Questionnée sur la problématique du développement durable dans notre région, Luvna souligne que « la stratégie de la Commission de l’océan Indien colle parfaitement aux ODD car l’organisation régionale réfléchit en termes systématiques, en anglais là aussi c’est une notion qui se traduit difficilement, on parle de « collaborative thinking ». Il faut arrêter de dépendre de l’extérieur pour nos besoins les plus essentiels. Il faut repenser tout cela, en commençant par l’agro-alimentaire, régionaliser l’éducation pour un meilleur transfert des savoir-faire, une interdépendance des compétences. On sait également que la plupart des métiers qui seront pratiqués demain, en 2030, n’existent pas encore à ce jour. Or Maurice et La Réunion sont en avance sur les îles voisines en termes d’éducation, de recherche et développement. Il faut anticiper sur ces changements, identifier les compétences et les transmettre aux autres îles.
Dans cette logique, il faut arriver à créer des clusters d’entreprises dans chaque île et entre elles de façon à optimiser les compétences des PME souvent isolées, c’est l’objectif 17 tel que défini dans les ODD. En bref jouer groupés dans un nouvel ordre économique ».

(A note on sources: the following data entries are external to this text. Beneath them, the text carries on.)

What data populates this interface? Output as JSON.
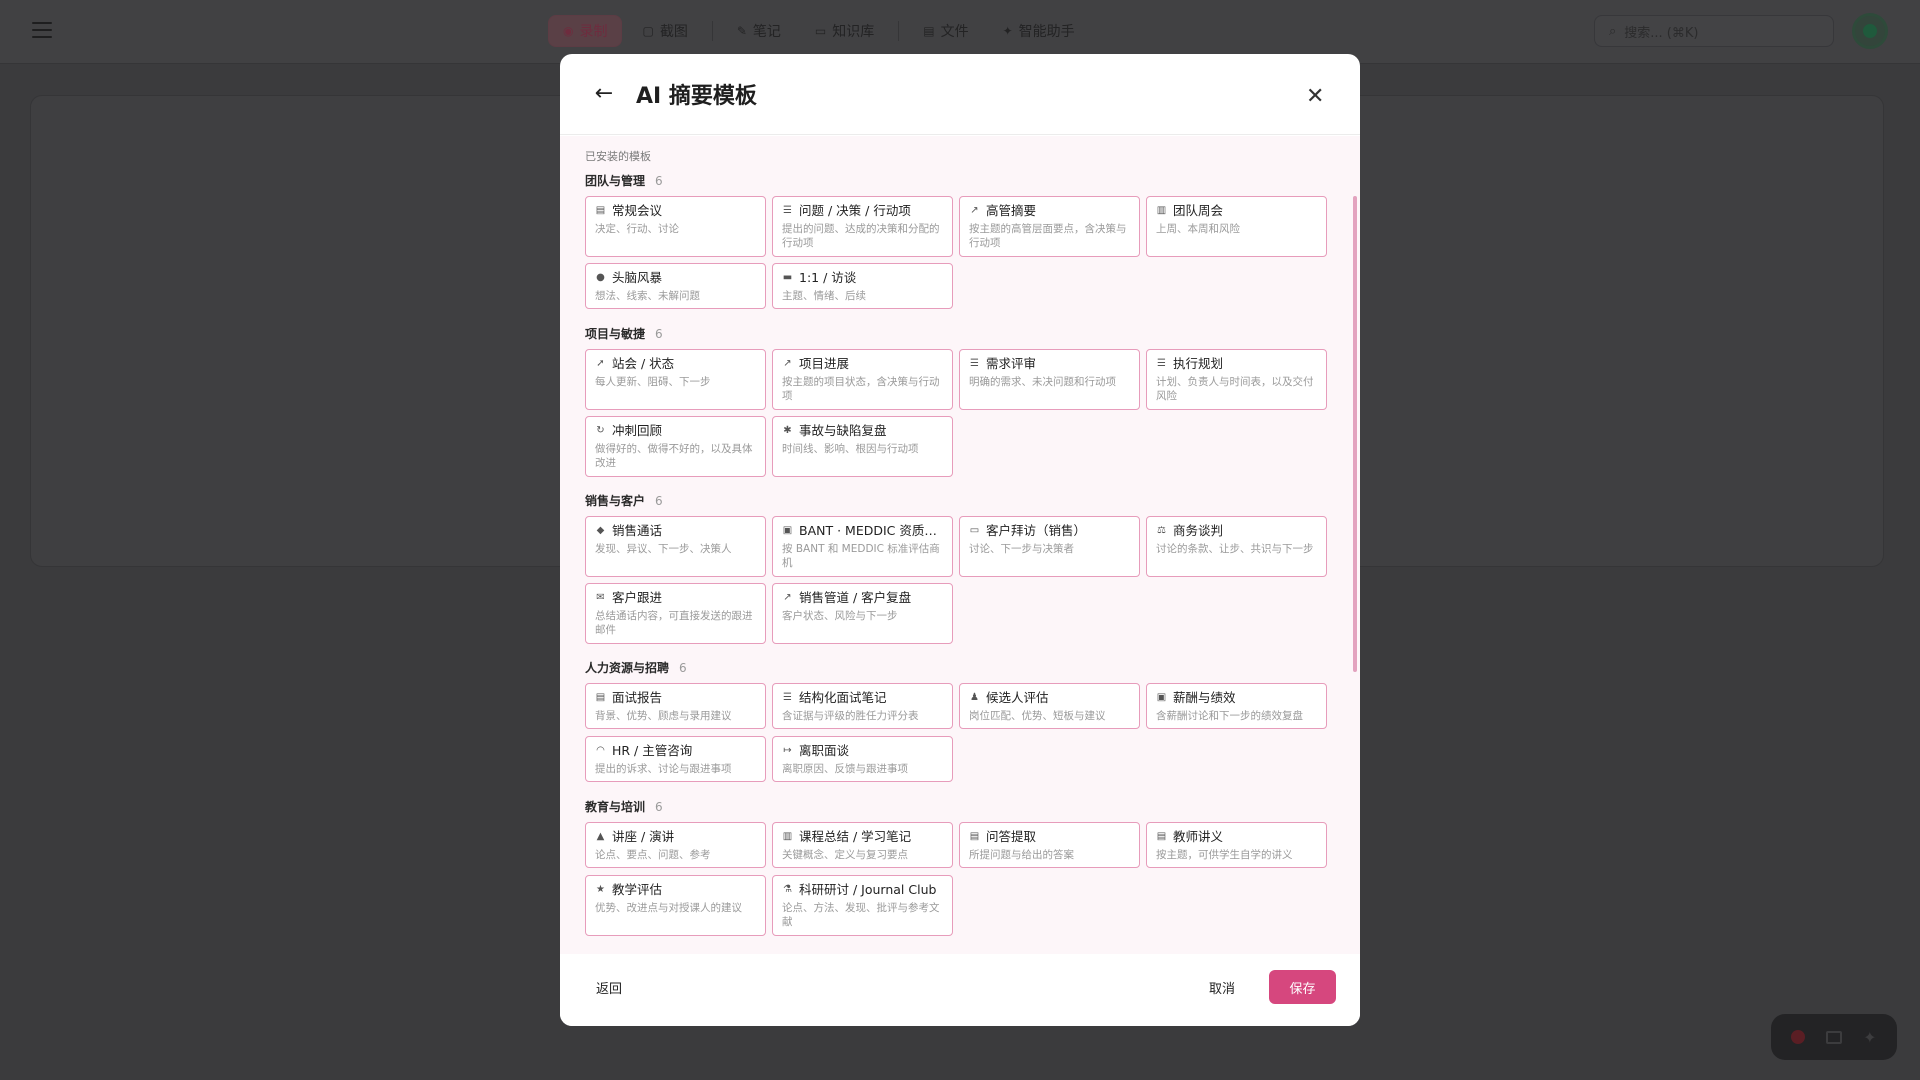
{
  "background": {
    "nav": [
      {
        "icon": "record-icon",
        "glyph": "◉",
        "label": "录制",
        "active": true
      },
      {
        "icon": "screenshot-icon",
        "glyph": "▢",
        "label": "截图"
      },
      {
        "icon": "notes-icon",
        "glyph": "✎",
        "label": "笔记"
      },
      {
        "icon": "knowledge-icon",
        "glyph": "▭",
        "label": "知识库"
      },
      {
        "icon": "files-icon",
        "glyph": "▤",
        "label": "文件"
      },
      {
        "icon": "assistant-icon",
        "glyph": "✦",
        "label": "智能助手"
      }
    ],
    "search_placeholder": "搜索... (⌘K)"
  },
  "modal": {
    "title": "AI 摘要模板",
    "installed_label": "已安装的模板",
    "footer": {
      "return_label": "返回",
      "cancel_label": "取消",
      "save_label": "保存"
    },
    "colors": {
      "accent": "#d6477e",
      "card_border": "#e79cbb",
      "body_bg": "#fdf6f9"
    },
    "sections": [
      {
        "title": "团队与管理",
        "count": "6",
        "cards": [
          {
            "icon": "document-icon",
            "glyph": "▤",
            "title": "常规会议",
            "desc": "决定、行动、讨论"
          },
          {
            "icon": "checklist-icon",
            "glyph": "☰",
            "title": "问题 / 决策 / 行动项",
            "desc": "提出的问题、达成的决策和分配的行动项"
          },
          {
            "icon": "trend-icon",
            "glyph": "↗",
            "title": "高管摘要",
            "desc": "按主题的高管层面要点，含决策与行动项"
          },
          {
            "icon": "bars-icon",
            "glyph": "▥",
            "title": "团队周会",
            "desc": "上周、本周和风险"
          },
          {
            "icon": "bulb-icon",
            "glyph": "●",
            "title": "头脑风暴",
            "desc": "想法、线索、未解问题"
          },
          {
            "icon": "chat-icon",
            "glyph": "▬",
            "title": "1:1 / 访谈",
            "desc": "主题、情绪、后续"
          }
        ]
      },
      {
        "title": "项目与敏捷",
        "count": "6",
        "cards": [
          {
            "icon": "rocket-icon",
            "glyph": "➚",
            "title": "站会 / 状态",
            "desc": "每人更新、阻碍、下一步"
          },
          {
            "icon": "trend-icon",
            "glyph": "↗",
            "title": "项目进展",
            "desc": "按主题的项目状态，含决策与行动项"
          },
          {
            "icon": "checklist-icon",
            "glyph": "☰",
            "title": "需求评审",
            "desc": "明确的需求、未决问题和行动项"
          },
          {
            "icon": "checklist-icon",
            "glyph": "☰",
            "title": "执行规划",
            "desc": "计划、负责人与时间表，以及交付风险"
          },
          {
            "icon": "refresh-icon",
            "glyph": "↻",
            "title": "冲刺回顾",
            "desc": "做得好的、做得不好的，以及具体改进"
          },
          {
            "icon": "bug-icon",
            "glyph": "✱",
            "title": "事故与缺陷复盘",
            "desc": "时间线、影响、根因与行动项"
          }
        ]
      },
      {
        "title": "销售与客户",
        "count": "6",
        "cards": [
          {
            "icon": "gem-icon",
            "glyph": "◆",
            "title": "销售通话",
            "desc": "发现、异议、下一步、决策人"
          },
          {
            "icon": "clipboard-icon",
            "glyph": "▣",
            "title": "BANT · MEDDIC 资质…",
            "desc": "按 BANT 和 MEDDIC 标准评估商机"
          },
          {
            "icon": "car-icon",
            "glyph": "▭",
            "title": "客户拜访（销售）",
            "desc": "讨论、下一步与决策者"
          },
          {
            "icon": "scale-icon",
            "glyph": "⚖",
            "title": "商务谈判",
            "desc": "讨论的条款、让步、共识与下一步"
          },
          {
            "icon": "mail-icon",
            "glyph": "✉",
            "title": "客户跟进",
            "desc": "总结通话内容，可直接发送的跟进邮件"
          },
          {
            "icon": "chart-icon",
            "glyph": "↗",
            "title": "销售管道 / 客户复盘",
            "desc": "客户状态、风险与下一步"
          }
        ]
      },
      {
        "title": "人力资源与招聘",
        "count": "6",
        "cards": [
          {
            "icon": "document-icon",
            "glyph": "▤",
            "title": "面试报告",
            "desc": "背景、优势、顾虑与录用建议"
          },
          {
            "icon": "checklist-icon",
            "glyph": "☰",
            "title": "结构化面试笔记",
            "desc": "含证据与评级的胜任力评分表"
          },
          {
            "icon": "user-check-icon",
            "glyph": "♟",
            "title": "候选人评估",
            "desc": "岗位匹配、优势、短板与建议"
          },
          {
            "icon": "money-icon",
            "glyph": "▣",
            "title": "薪酬与绩效",
            "desc": "含薪酬讨论和下一步的绩效复盘"
          },
          {
            "icon": "headset-icon",
            "glyph": "◠",
            "title": "HR / 主管咨询",
            "desc": "提出的诉求、讨论与跟进事项"
          },
          {
            "icon": "logout-icon",
            "glyph": "↦",
            "title": "离职面谈",
            "desc": "离职原因、反馈与跟进事项"
          }
        ]
      },
      {
        "title": "教育与培训",
        "count": "6",
        "cards": [
          {
            "icon": "graduation-icon",
            "glyph": "▲",
            "title": "讲座 / 演讲",
            "desc": "论点、要点、问题、参考"
          },
          {
            "icon": "book-icon",
            "glyph": "▥",
            "title": "课程总结 / 学习笔记",
            "desc": "关键概念、定义与复习要点"
          },
          {
            "icon": "qa-icon",
            "glyph": "▤",
            "title": "问答提取",
            "desc": "所提问题与给出的答案"
          },
          {
            "icon": "document-icon",
            "glyph": "▤",
            "title": "教师讲义",
            "desc": "按主题，可供学生自学的讲义"
          },
          {
            "icon": "star-icon",
            "glyph": "★",
            "title": "教学评估",
            "desc": "优势、改进点与对授课人的建议"
          },
          {
            "icon": "flask-icon",
            "glyph": "⚗",
            "title": "科研研讨 / Journal Club",
            "desc": "论点、方法、发现、批评与参考文献"
          }
        ]
      }
    ]
  }
}
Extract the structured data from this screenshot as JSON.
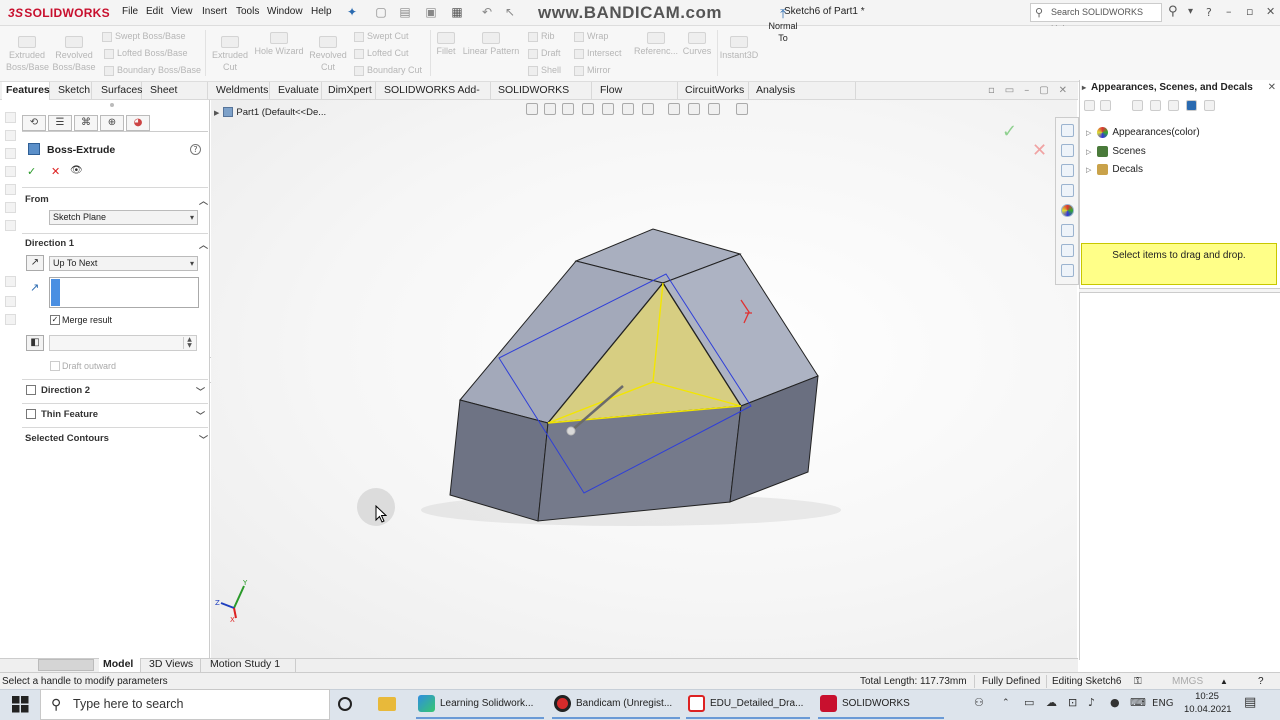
{
  "app": {
    "logo": "SOLIDWORKS",
    "menus": [
      "File",
      "Edit",
      "View",
      "Insert",
      "Tools",
      "Window",
      "Help"
    ],
    "document_title": "Sketch6 of Part1 *",
    "watermark": "www.BANDICAM.com",
    "search_placeholder": "Search SOLIDWORKS Help"
  },
  "commands": {
    "extruded_boss": "Extruded Boss/Base",
    "revolved_boss": "Revolved Boss/Base",
    "swept_boss": "Swept Boss/Base",
    "lofted_boss": "Lofted Boss/Base",
    "boundary_boss": "Boundary Boss/Base",
    "extruded_cut": "Extruded Cut",
    "hole_wizard": "Hole Wizard",
    "revolved_cut": "Revolved Cut",
    "swept_cut": "Swept Cut",
    "lofted_cut": "Lofted Cut",
    "boundary_cut": "Boundary Cut",
    "fillet": "Fillet",
    "linear_pattern": "Linear Pattern",
    "rib": "Rib",
    "draft": "Draft",
    "shell": "Shell",
    "wrap": "Wrap",
    "intersect": "Intersect",
    "mirror": "Mirror",
    "reference": "Referenc...",
    "curves": "Curves",
    "instant3d": "Instant3D",
    "normal_to": "Normal To"
  },
  "tabs": [
    "Features",
    "Sketch",
    "Surfaces",
    "Sheet Metal",
    "Weldments",
    "Evaluate",
    "DimXpert",
    "SOLIDWORKS Add-Ins",
    "SOLIDWORKS MBD",
    "Flow Simulation",
    "CircuitWorks",
    "Analysis Preparation"
  ],
  "property_manager": {
    "title": "Boss-Extrude",
    "from_label": "From",
    "from_value": "Sketch Plane",
    "direction1_label": "Direction 1",
    "direction1_value": "Up To Next",
    "merge_result": "Merge result",
    "draft_outward": "Draft outward",
    "direction2_label": "Direction 2",
    "thin_feature_label": "Thin Feature",
    "selected_contours_label": "Selected Contours"
  },
  "graphics": {
    "tree_root": "Part1  (Default<<De..."
  },
  "task_pane": {
    "title": "Appearances, Scenes, and Decals",
    "items": [
      "Appearances(color)",
      "Scenes",
      "Decals"
    ],
    "drop_hint": "Select items to drag and drop."
  },
  "bottom_tabs": [
    "Model",
    "3D Views",
    "Motion Study 1"
  ],
  "status": {
    "message": "Select a handle to modify parameters",
    "total_length": "Total Length: 117.73mm",
    "definition": "Fully Defined",
    "editing": "Editing Sketch6",
    "units": "MMGS"
  },
  "taskbar": {
    "search_placeholder": "Type here to search",
    "apps": [
      "Learning Solidwork...",
      "Bandicam (Unregist...",
      "EDU_Detailed_Dra...",
      "SOLIDWORKS Prem..."
    ],
    "language": "ENG",
    "time": "10:25",
    "date": "10.04.2021"
  },
  "colors": {
    "brand_red": "#c8102e",
    "model_face_light": "#a9afbf",
    "model_face_dark": "#6e7384",
    "sketch_fill": "#d7ce82",
    "sketch_line": "#f3e600",
    "selection_blue": "#2f3fd8",
    "tooltip_yellow": "#ffff88"
  }
}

Source : Le Journal des Archipels, Edition 1

Propos recueillis par Jacques Rombi

* Luvna Arnassalon Seerugen est titulaire d’une maîtrise d’ouvrage en économie du développement de l’Université Clermont Auvergne (France), d’une maîtrise de sciences (Université de Maurice), et d’un bachelor en communication et médias (Université d’Afrique du Sud). Avant d’occuper ce poste, elle était Head of Corporate Sustainability and CSR chez AfrAsia Bank Limited.